In a summary order, the Second Circuit vacates and remands “for sentencing” because the evidence didn’t support the district court’s drug-quantity calculation. United States v. Burks, 2019 WL 4049857 at *3.
Local police executed a search warrant at Burks apartment and recovered “1.21 grams of cocaine residue from various narcotics packaging and processing materials at the apartment and an adjoining unit.” Id. at *1. “In the Plea Agreement,” Burks admitted that, before the police search, he had “distributed cocaine in 1//2 ounce and one ounce amounts.” Id. And the drug quantity that “could be readily proven by the government” “was less than 50 grams,” resulting in a Sentencing Guidelines range of 15-21 months’ imprisonment.
The PSR calculated a drug quantity higher than 50 grams, however, using the amount of cash found in the apartment to arrive at an estimated drug quantity of 312 grams. The resulting Guidelines range was 41-51 months’ imprisonment, to which Burks objected. The district court then conducted an evidentiary hearing at which a police officer who had been involved in the search testified. The court found a drug quantity (of between 500 grams to 2 kilograms) that resulted in a range of 63 to 78 months. Id. at *2.

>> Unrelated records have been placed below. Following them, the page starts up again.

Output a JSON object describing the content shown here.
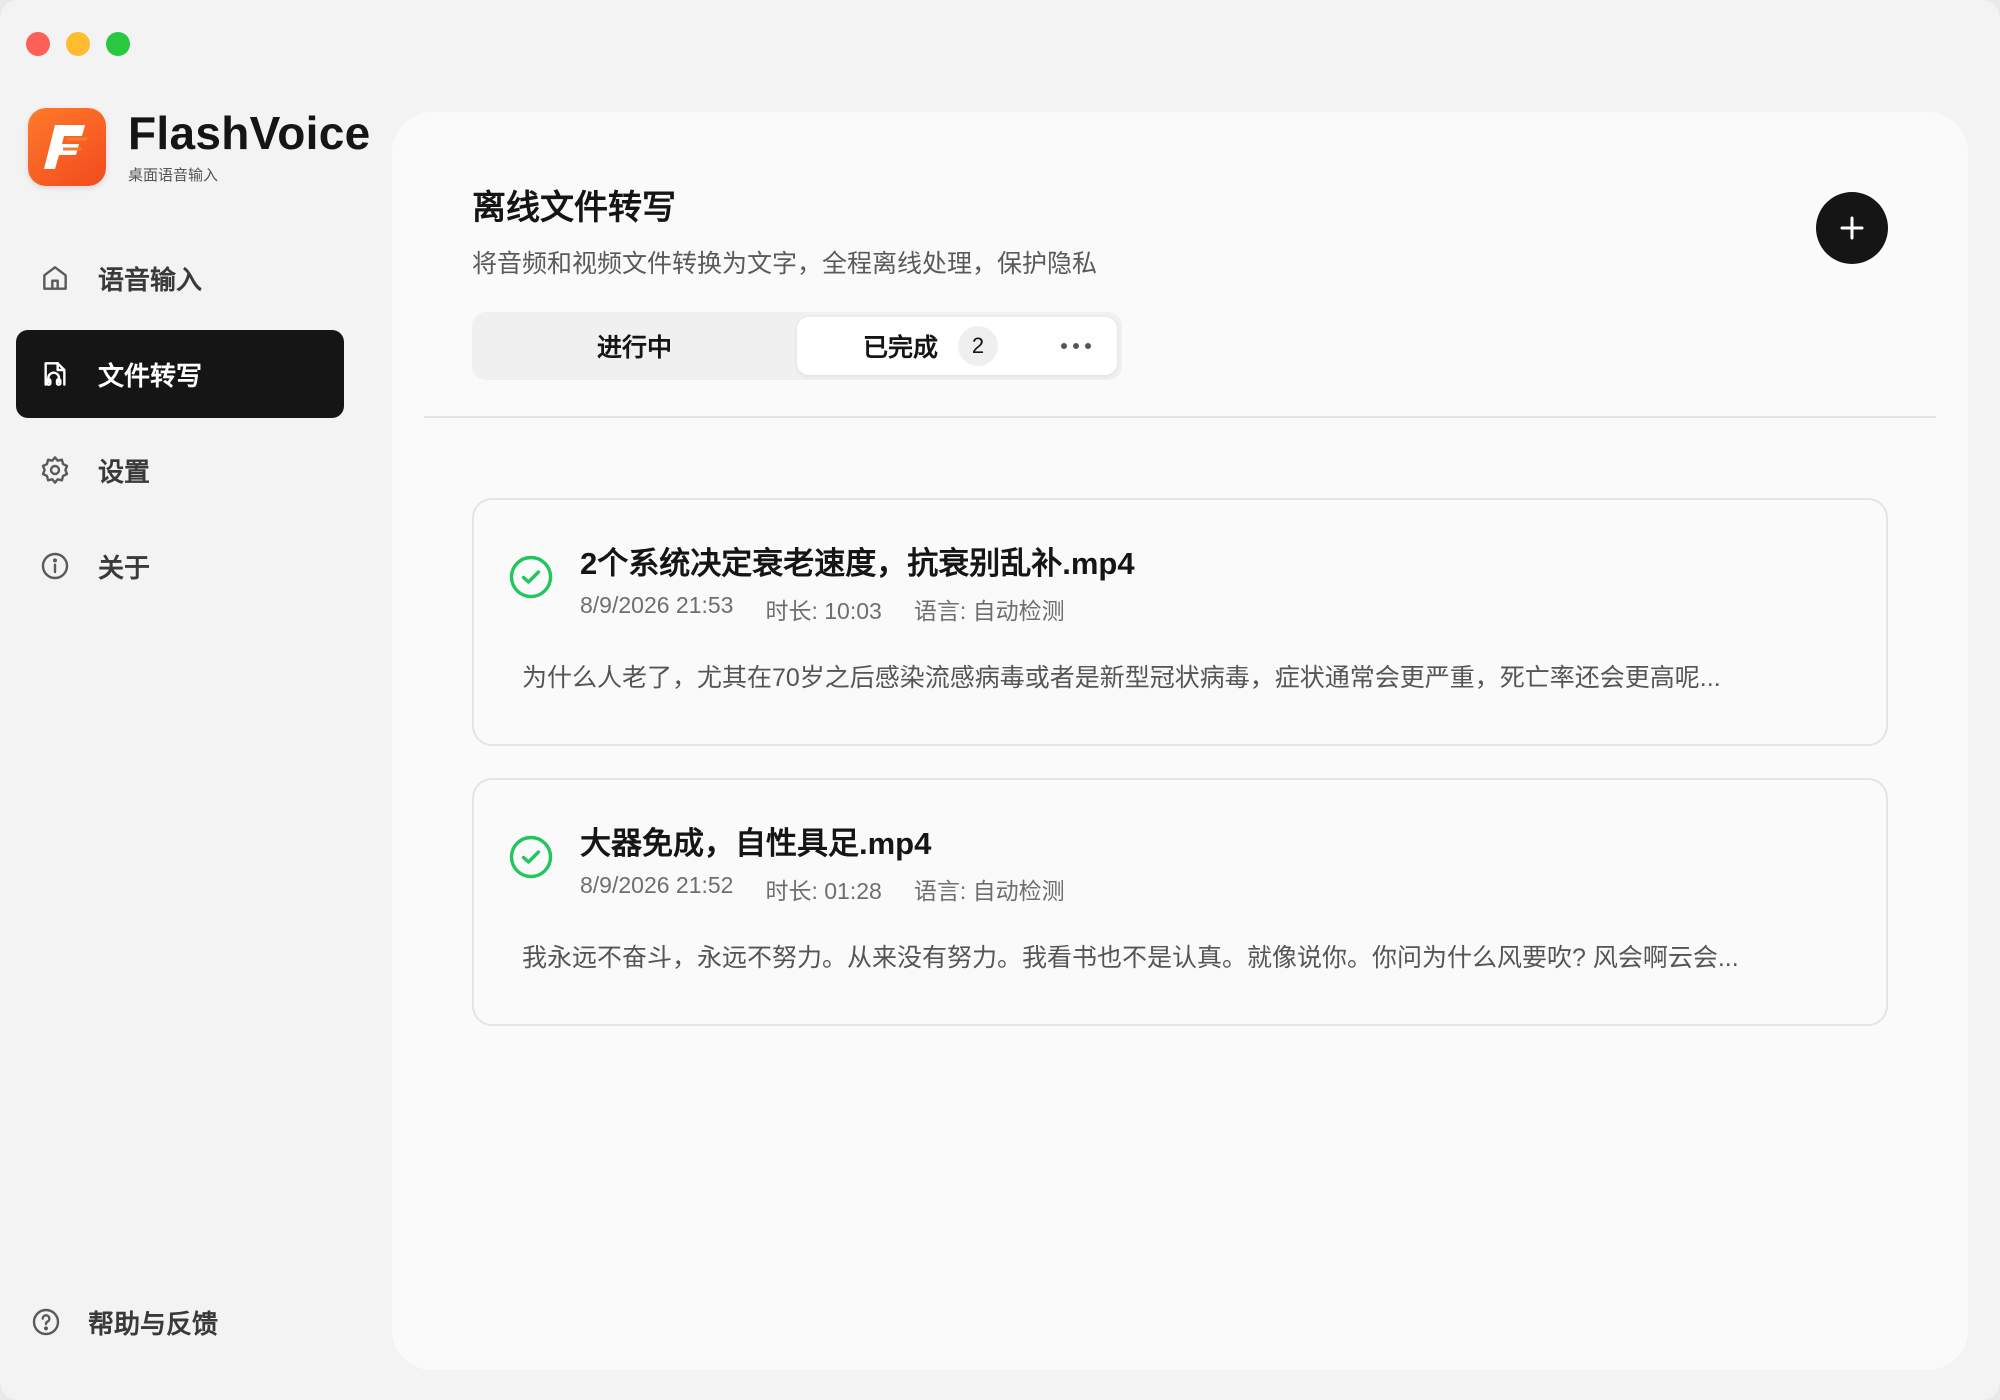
{
  "app": {
    "name": "FlashVoice",
    "tagline": "桌面语音输入"
  },
  "sidebar": {
    "items": [
      {
        "label": "语音输入",
        "icon": "home-icon",
        "active": false
      },
      {
        "label": "文件转写",
        "icon": "file-audio-icon",
        "active": true
      },
      {
        "label": "设置",
        "icon": "gear-icon",
        "active": false
      },
      {
        "label": "关于",
        "icon": "info-icon",
        "active": false
      }
    ],
    "help": {
      "label": "帮助与反馈",
      "icon": "help-icon"
    }
  },
  "main": {
    "title": "离线文件转写",
    "subtitle": "将音频和视频文件转换为文字，全程离线处理，保护隐私",
    "add_icon": "plus-icon",
    "tabs": [
      {
        "label": "进行中"
      },
      {
        "label": "已完成",
        "count": "2"
      }
    ],
    "more_icon": "more-icon"
  },
  "files": [
    {
      "name": "2个系统决定衰老速度，抗衰别乱补.mp4",
      "date": "8/9/2026 21:53",
      "duration": "时长: 10:03",
      "language": "语言: 自动检测",
      "preview": "为什么人老了，尤其在70岁之后感染流感病毒或者是新型冠状病毒，症状通常会更严重，死亡率还会更高呢..."
    },
    {
      "name": "大器免成，自性具足.mp4",
      "date": "8/9/2026 21:52",
      "duration": "时长: 01:28",
      "language": "语言: 自动检测",
      "preview": "我永远不奋斗，永远不努力。从来没有努力。我看书也不是认真。就像说你。你问为什么风要吹? 风会啊云会..."
    }
  ],
  "colors": {
    "accent": "#151515",
    "success": "#22c55e",
    "logo": "#f24a1e"
  }
}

To support its “approximation” of the drug quantity, “courts must rely on evidence that ‘points specifically to a drug quantity for which the defendant is responsible.’” Id. at *2 (quoting United States v. Shonubi, 103 F.3d 1085, 1090 (2d Cir. 1997)). “While approximations need not be exact, the court’s underlying factual findings cannot be predicated on surmise and conjecture.” Id. at *2 (citation and internal quotation marks omitted). The evidence may be circumstantial, but “it must be specific to the defendant and provide information regarding the quantity of illicit … goods.” Id. at *2 (alteration in original: citation omitted).
Here, “the court based its approximation, in part, on Burks’s purported admission to selling cocaine in ‘ounce and a half quantities’ [i.e., 1 1/2 ounce quantities]. However, the Plea Agreement reflects Burks’s admission to selling cocaine” a smaller quantities of “only ‘1//2 ounce and one ounce amounts.’” Id. at *2.
The district court also extrapolated a certain frequency of weekly drug sales that it used in its drug calculation. But the only evidence from which to infer the frequency of drug sales was “a statement in the search warrant application from a police confidential source” that Burks “sold cocaine on ‘multiple occasions’ over six months.’” Id. at *3. This evidence, the Circuit concluded, was not sufficient “to extrapolate any particular frequency of sales, let alone weekly sales.” Id. at *3. The Circuit did indicate, however, in a footnote, that the PSR’s use of the amount of currency seized to arrive at drug quantity would be permissible, if a preponderance of the evidence showed that the currency was the proceeds of drug trafficking.